I dati, elaborati dall'Ufficio Studi dell'Ente camerale, evidenziano "una situazione paradossale, ossia che Vicenza è la prima provincia del Veneto per valore economico, ma è lasciata in coda alle classifiche per dotazione di forze dell'ordine".
"La quota di dotazione di personale della Polizia di Stato - precisa una nota della Cciaa - assegnata alla questura di Vicenza e al Commissariato di Bassano dall'ultimo decreto del Capo della polizia è pari ad appena il 9%, contro il 27,6% di Venezia o 19,7% di Padova o ancora il 17,4% di Verona, anche se al riguardo occorre tenere presente la presenza di aeroporti e della squadra mobile a Padova.
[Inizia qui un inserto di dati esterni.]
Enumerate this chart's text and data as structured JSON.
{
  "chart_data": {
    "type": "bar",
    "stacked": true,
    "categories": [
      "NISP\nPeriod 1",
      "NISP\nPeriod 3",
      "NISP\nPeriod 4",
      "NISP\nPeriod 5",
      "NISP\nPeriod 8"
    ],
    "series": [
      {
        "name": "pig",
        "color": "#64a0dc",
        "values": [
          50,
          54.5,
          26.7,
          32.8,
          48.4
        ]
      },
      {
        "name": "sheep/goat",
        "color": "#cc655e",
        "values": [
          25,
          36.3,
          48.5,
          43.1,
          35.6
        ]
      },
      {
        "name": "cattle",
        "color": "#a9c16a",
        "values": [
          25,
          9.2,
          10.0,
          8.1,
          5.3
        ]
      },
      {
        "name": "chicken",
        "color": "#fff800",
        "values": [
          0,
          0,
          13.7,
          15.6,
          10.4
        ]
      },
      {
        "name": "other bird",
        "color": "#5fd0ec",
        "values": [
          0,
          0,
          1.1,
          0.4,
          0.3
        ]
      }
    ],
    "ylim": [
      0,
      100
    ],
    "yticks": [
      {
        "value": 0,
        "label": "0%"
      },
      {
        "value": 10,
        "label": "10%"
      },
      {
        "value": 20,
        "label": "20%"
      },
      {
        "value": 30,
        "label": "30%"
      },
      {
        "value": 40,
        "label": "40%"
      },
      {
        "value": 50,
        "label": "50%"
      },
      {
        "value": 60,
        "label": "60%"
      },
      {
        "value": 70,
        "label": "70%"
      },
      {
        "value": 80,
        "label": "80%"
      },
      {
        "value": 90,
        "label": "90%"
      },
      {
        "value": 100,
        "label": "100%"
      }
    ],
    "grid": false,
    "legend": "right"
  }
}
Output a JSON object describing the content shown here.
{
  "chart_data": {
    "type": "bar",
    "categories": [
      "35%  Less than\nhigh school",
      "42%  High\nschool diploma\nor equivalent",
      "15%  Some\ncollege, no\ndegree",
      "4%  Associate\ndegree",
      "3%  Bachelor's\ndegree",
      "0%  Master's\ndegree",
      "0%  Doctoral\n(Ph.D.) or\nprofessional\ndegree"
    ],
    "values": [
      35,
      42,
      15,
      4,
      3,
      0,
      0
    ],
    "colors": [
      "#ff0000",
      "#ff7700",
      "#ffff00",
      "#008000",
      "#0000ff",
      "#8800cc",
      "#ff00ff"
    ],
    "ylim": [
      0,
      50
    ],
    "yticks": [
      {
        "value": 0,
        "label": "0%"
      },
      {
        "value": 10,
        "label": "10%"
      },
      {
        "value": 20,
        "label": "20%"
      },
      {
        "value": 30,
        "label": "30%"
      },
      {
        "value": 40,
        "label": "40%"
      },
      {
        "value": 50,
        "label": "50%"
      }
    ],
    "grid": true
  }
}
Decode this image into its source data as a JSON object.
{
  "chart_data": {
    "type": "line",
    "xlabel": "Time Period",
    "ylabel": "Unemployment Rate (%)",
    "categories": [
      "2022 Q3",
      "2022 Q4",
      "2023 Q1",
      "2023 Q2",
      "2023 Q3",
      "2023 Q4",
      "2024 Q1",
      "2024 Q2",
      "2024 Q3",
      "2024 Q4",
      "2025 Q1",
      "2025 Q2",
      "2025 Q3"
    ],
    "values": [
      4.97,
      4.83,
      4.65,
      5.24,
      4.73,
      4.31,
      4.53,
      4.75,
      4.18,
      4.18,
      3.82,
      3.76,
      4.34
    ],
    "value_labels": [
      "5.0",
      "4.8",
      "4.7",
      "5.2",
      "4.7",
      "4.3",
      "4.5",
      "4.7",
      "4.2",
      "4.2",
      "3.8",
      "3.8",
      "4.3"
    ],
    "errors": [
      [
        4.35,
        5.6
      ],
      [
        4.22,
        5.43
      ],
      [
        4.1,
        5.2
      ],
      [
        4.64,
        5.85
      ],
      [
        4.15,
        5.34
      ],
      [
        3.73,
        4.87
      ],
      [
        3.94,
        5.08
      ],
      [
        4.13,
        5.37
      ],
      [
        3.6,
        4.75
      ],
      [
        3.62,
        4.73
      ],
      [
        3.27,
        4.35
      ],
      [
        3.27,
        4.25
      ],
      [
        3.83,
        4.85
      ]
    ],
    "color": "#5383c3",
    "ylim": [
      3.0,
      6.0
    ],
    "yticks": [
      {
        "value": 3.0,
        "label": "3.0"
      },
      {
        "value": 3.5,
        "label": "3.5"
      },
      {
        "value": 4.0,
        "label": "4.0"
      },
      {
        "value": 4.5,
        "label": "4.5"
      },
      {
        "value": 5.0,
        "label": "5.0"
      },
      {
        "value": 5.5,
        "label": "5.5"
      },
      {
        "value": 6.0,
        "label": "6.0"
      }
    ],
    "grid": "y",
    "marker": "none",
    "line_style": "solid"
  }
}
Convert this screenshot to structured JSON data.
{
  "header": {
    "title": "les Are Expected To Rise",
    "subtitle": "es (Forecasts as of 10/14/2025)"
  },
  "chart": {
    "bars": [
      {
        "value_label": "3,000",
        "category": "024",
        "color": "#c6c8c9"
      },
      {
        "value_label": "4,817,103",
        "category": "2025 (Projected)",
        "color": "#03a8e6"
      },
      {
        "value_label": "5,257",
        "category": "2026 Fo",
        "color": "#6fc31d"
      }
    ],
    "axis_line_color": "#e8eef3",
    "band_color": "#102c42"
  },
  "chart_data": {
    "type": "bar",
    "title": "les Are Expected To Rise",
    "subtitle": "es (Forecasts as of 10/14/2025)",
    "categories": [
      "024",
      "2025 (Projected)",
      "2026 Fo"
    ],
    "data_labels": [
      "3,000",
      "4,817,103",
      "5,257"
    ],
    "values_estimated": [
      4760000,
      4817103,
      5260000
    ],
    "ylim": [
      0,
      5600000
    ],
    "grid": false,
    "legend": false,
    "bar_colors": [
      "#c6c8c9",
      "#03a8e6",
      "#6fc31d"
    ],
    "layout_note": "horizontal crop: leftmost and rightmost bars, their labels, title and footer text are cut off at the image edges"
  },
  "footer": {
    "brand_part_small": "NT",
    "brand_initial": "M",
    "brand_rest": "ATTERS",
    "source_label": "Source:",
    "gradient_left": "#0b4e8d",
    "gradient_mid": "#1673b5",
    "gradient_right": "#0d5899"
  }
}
Ancora più allarmante - si legge - è l'analisi delle risorse di polizia assegnate rispetto ai fenomeni di criminalità registrati.
Conoltre 26mila delitti denunciati, Vicenza ha il triste primato in Veneto di numero di delitti per agente di polizia, pari a 106,3. Un numero nettamente superiore a Treviso (84,1) e Verona (67,5) e quasi doppio rispetto a Padova (58.4) e Venezia (53.15), per non parlare di Rovigo (26.3 denunce per agente in campo) e Belluno (21,8%)".